Çin Halk Cumhuriyeti’ni de katmıyorum.

Bunları da kattığınızda 1950’li yıllarda insanlığın yaşadığı alanların üçte biri şu veya bu farklılıklara sahip olan sosyalist iktidarlar altındaydı.

Küba, Vietnam, Laos, Kamboçya ve Kuzey Kore de eklenebilir ayrıca…

20. yüzyıl sosyalizmi, sadece SSCB ile sınırlı kalınsa bile, tek ülkede sosyalizm değildir.

Böyle denilmesinin nedeni, reel sosyalizmin çözülmesine fazla bilgi edinmeden ve kafa yormadan açıklama bulmak çabasından kaynaklanıyor. Marx-Engels “tek ülkede sosyalizm olmaz” demişlerdi, ama yapılmaya çalışıldı ve olmadı!

Lenin’in beklediği gibi Almanya’da devrim olsaydı, bu devrimin Avrupa devrimine yol açacağı oldukça şüpheliydi. Savaşı kaybetmiş ülkelere mesela Avusturya- Macaristan’a sıçrardı ve zaten bu bölgede de kısa süren bir ayaklanma olmuştu ama Fransa ve İngiltere’ye de sıçrayacağı oldukça şüphelidir.

1918-19 Almanya devrimi Fransa ve İngiltere’de kayda değer dayanışma eylemlerine bile yol açmadı.

Önemli bir kapitalist ülkedeki devrimin –en azından Avrupa çapında- diğer önemli kapitalist ülkelere de sıçrayacağı saptaması 20. yüzyıl başında bile geçerli değildi.

Tarihte projeksiyon yapmak doğru değildir ama 1918-19’daki başarılı bir Alman devriminin Fransa ve İngiltere’ye de sıçrayacağı bir çeşit iyiniyet olarak görülebilir; pratikte bunun yeterli göstergesi yoktu.

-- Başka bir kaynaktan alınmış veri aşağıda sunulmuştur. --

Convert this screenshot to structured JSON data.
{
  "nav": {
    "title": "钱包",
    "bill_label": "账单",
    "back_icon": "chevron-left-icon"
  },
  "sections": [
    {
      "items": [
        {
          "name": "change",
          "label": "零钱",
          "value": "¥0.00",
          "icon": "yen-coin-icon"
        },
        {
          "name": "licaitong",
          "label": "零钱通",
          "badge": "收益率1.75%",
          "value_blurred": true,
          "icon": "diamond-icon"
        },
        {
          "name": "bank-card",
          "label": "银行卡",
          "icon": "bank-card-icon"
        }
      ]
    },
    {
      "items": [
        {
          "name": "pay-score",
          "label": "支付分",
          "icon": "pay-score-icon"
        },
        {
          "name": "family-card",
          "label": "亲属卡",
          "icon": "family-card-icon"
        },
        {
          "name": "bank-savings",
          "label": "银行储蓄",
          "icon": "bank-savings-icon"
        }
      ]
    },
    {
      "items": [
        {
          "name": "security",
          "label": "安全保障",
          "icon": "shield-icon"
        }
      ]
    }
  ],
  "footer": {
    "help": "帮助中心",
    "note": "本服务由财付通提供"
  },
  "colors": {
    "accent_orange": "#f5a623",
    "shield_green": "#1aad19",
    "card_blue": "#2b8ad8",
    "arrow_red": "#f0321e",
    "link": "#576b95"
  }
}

1918-1939 arasındaki 21 yıllık dönem, iki dünya savaşı arasındaki geçiş dönemidir.

Bu dönemde 1929-1933 yılları arasında büyük ekonomik kriz de yaşandı ve devrimci kalkışma da görülmedi.

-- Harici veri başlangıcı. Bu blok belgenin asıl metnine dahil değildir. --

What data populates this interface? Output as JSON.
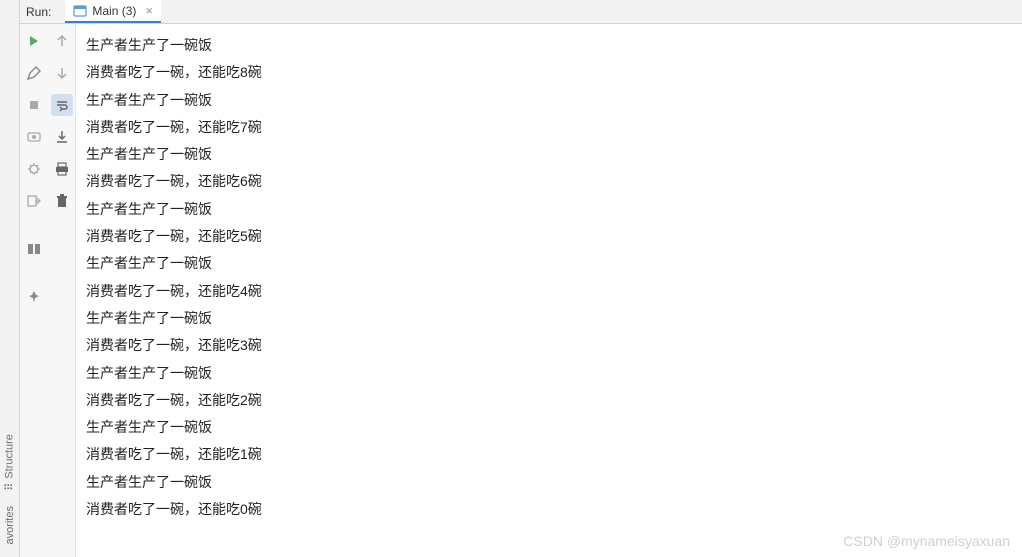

Kapitalist ülkeler savaştan yeni çıkmışlardı, bu savaşın büyük yorgunluğu ve yıkımı vardı, ardından büyük ekonomik kriz geldi. Başlıca kapitalist ülkeler girdikleri savaşları da ilk başarısızlıkların ardından sürdüremediler, durumları uygun değildi.

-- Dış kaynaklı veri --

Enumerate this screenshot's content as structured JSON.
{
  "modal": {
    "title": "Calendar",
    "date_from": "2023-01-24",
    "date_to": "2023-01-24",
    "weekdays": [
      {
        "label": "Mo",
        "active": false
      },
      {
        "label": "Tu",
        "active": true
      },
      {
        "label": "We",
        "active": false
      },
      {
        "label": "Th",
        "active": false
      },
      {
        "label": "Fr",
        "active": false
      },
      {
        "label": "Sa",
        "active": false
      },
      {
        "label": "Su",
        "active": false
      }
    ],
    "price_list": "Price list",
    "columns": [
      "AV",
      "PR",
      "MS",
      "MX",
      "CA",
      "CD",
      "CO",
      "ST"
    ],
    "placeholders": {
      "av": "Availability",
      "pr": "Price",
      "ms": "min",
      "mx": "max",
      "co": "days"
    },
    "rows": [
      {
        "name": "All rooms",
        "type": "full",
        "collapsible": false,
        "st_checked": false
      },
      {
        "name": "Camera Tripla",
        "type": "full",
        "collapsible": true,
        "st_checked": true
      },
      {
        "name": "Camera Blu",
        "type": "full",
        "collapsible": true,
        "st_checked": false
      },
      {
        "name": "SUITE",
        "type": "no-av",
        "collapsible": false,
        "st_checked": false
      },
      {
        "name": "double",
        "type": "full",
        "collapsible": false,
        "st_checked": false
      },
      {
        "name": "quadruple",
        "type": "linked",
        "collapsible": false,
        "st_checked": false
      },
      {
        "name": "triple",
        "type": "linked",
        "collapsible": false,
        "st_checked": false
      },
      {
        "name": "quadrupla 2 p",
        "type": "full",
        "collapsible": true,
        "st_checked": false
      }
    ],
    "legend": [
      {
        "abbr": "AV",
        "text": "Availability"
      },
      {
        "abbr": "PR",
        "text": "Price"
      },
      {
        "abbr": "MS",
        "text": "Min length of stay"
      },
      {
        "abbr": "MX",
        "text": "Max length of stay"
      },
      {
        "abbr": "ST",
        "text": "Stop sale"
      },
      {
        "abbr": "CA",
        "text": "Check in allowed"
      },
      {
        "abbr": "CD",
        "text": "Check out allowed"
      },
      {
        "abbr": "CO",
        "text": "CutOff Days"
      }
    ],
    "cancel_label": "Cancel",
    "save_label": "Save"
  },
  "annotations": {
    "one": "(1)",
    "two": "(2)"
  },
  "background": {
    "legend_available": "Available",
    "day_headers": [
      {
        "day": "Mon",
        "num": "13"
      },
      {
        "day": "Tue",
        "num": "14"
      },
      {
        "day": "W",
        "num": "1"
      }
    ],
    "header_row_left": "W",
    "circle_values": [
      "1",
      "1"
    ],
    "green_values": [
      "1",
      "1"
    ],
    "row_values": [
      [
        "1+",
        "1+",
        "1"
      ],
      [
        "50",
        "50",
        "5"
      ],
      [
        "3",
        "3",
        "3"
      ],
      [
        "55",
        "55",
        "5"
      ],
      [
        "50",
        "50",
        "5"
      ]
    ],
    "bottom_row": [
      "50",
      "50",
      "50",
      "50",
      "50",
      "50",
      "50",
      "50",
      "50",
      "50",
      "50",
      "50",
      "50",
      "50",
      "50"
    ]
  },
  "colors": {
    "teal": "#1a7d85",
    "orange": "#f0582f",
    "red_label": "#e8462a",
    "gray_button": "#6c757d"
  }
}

Bunun başta gelen örneği SSCB’deki iç savaştır. İngiltere Wrangel ordusunu destekledi ama bu savaşa çok da angaje olmadı, olamadı.

Anadolu’daki savaş için de benzeri saptama yapılabilir. Özellikle İngiltere Yunanistan’ı destekledi ama kendisi doğrudan savaşa girmedi.

Bu ülkeler savaş yorgunuydu ve 1920’lerin ilk yıllarında süren savaşlar da sona erdi.

SSCB, marksist teoride hiç öngörülmediği biçimde güçlü bir kapitalizmle birlikte yaşamak zorunda kaldığını anladı.

Sosyalizmin 20. yüzyıldaki en büyük sorunu burada görülür: marksist sosyalizm teorisinde sosyalizmle kapitalizmin birlikte yaşaması söz konusu değildir. Başlıca kapitalist ülkelerde azçok zamandaş bir devrim gerçekleşecek ve kurulacak sosyalizmin kapitalizmle birlikte yaşaması söz konusu olmayacaktı.

20. yüzyıl sosyalizminin 21. yüzyıla da kalan asıl sorusu budur: sosyalizm güçlü bir kapitalizmle birlikte nasıl yaşayabilir?

Dünya devrimi, buradaki dünya kelimesinin içeriği dönemlere göre değişmiştir, olmadı ve bundan sonra olması da beklenemez.

Bu durumda geleceğin sosyalizmi de güçlü bir kapitalizmle birlikte yaşamak zorunda kalacaktır.

Bu nasıl olabilir ve Ekim Devrimi sonrasındaki 20. yüzyıl sosyalizmi deneyinden bu konuda ne öğrenebiliriz?